Bon je vais donner la réponse à la question deux.
Les publicains ont soutenu la
lex Manilia pour évincer Lucullus de l'Asie Mineur. Une grande partie de l'élite aristocratique était contre le maintien de Lucullus dans la région qui a mené une politique très dérangeante après avoir reconquis la péninsule anatolienne lors de la 3ème guerre Mithridatique (75-63 av JC).
Lucullus qui détenait
l'imperium dans la région et qui fut vainqueur de Mithridate VI au Granique en 73, occupa l'ensemble de l'Asie mineure durant environ 6 ans, dont la région du Pont.
Après la Paix de Dardanos de 85 (lors de la première guerre entre Rome et le Pont, entre 89/88 et 85), Mithridate fut épargné par les romains et il ne perdit presque aucun territoire qui ne lui appartenait déjà avant le début de la guerre.
En revanche, Rome avait l'intention de se venger sur les grecs d'Asie Mineure qui avaient spontanément rejoint le camp de Mithridate, facilitant par la même occasion, son offensive en direction de la Grèce. Plus grave encore, les grecs massacrèrent tous les romains présents dans la région (notamment depuis la création de la Province d'Asie en 129 faisant suite à l'exécution testamentaire du roi de Pergame Attale III mort en 133). Les sources antiques parlent de 80 000 romains massacrés (Plutarque), et plus particulièrement à Ephèse.
Avec la paix de Dardanos, les cités grecques libres alliées à Mithridate sont intégrées par Rome au sein de la Province d'Asie, (de plus en plus imposante).
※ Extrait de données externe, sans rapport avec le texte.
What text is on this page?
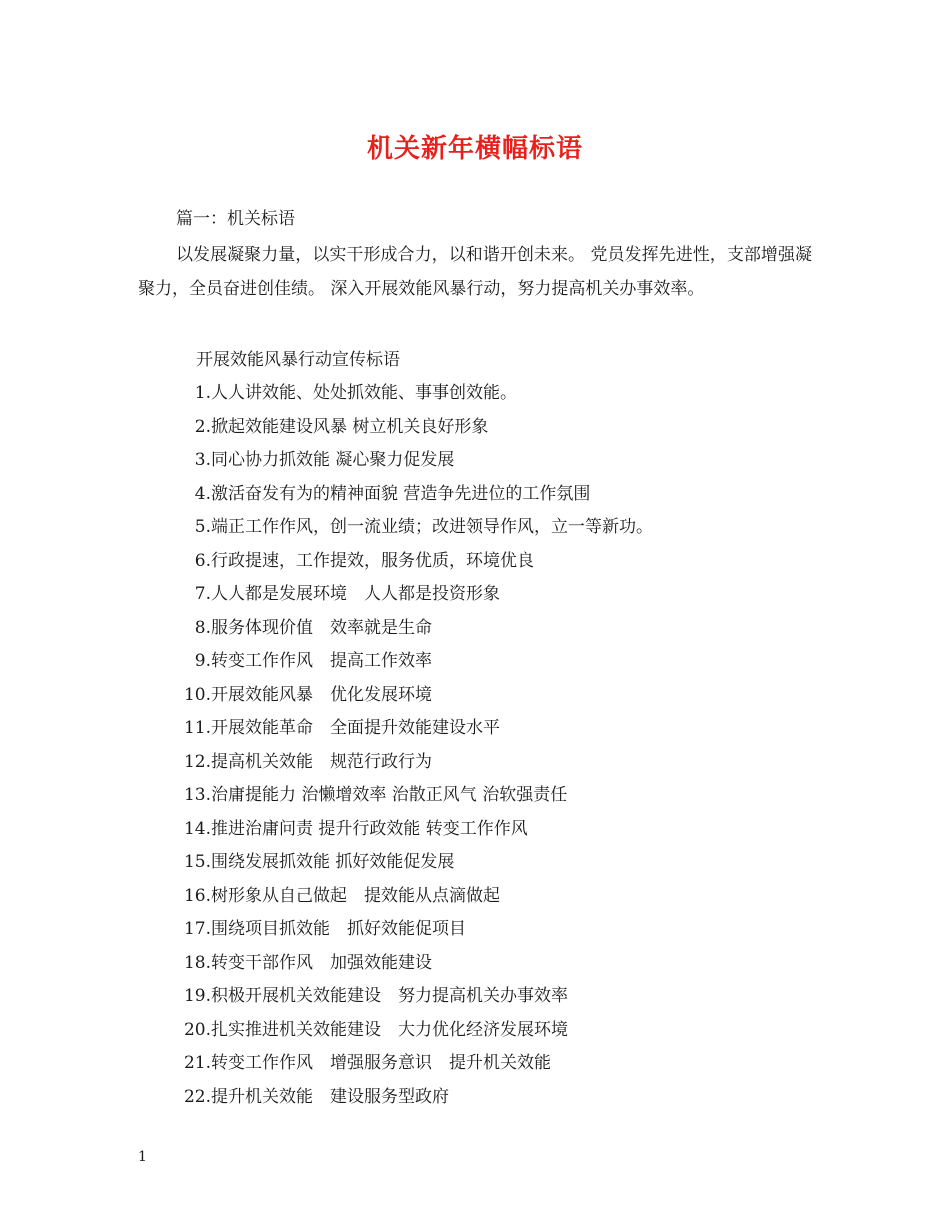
机关新年横幅标语

篇一：机关标语

以发展凝聚力量，以实干形成合力，以和谐开创未来。 党员发挥先进性，支部增强凝聚力，全员奋进创佳绩。 深入开展效能风暴行动，努力提高机关办事效率。

开展效能风暴行动宣传标语

1. 人人讲效能、处处抓效能、事事创效能。
2. 掀起效能建设风暴 树立机关良好形象
3. 同心协力抓效能 凝心聚力促发展
4. 激活奋发有为的精神面貌 营造争先进位的工作氛围
5. 端正工作作风，创一流业绩；改进领导作风，立一等新功。
6. 行政提速，工作提效，服务优质，环境优良
7. 人人都是发展环境　人人都是投资形象
8. 服务体现价值　效率就是生命
9. 转变工作作风　提高工作效率
10. 开展效能风暴　优化发展环境
11. 开展效能革命　全面提升效能建设水平
12. 提高机关效能　规范行政行为
13. 治庸提能力 治懒增效率 治散正风气 治软强责任
14. 推进治庸问责 提升行政效能 转变工作作风
15. 围绕发展抓效能 抓好效能促发展
16. 树形象从自己做起　提效能从点滴做起
17. 围绕项目抓效能　抓好效能促项目
18. 转变干部作风　加强效能建设
19. 积极开展机关效能建设　努力提高机关办事效率
20. 扎实推进机关效能建设　大力优化经济发展环境
21. 转变工作作风　增强服务意识　提升机关效能
22. 提升机关效能　建设服务型政府

1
Les plus grandes villes de la côte égéenne sont concernées (Ephèse, Sardes...), des représailles sanglantes sont assurées par les légions de Sylla et les maitres romains, récupèrent une partie des esclaves grecs qu'ils avaient perdu.
D'énormes réparations de guerre doivent être payées par les cités grecques vaincues, qui commencent alors à s'organiser en
koinon, pour négocier avec Rome l'impôt au cours des années suivantes (exemple du
koinon de Lycie-Pamphylie).
L'Asie Mineur étant riche, des réparations de guerre représentant plusieurs dizaines de milliers de talents doivent être réglés en plus du
tributum que certaines cités ont évité durant les 5 années de guerre (de 20 000 à 40 000 talents).
La fiscalité étant une prérogative des publicains (financiers romains aux moyens colossaux) qui payent à l'avance l'impôt à prélever sur les habitants, à la cité de Rome, avant de récupérer l'argent et d'avantage pour engranger des bénéfices.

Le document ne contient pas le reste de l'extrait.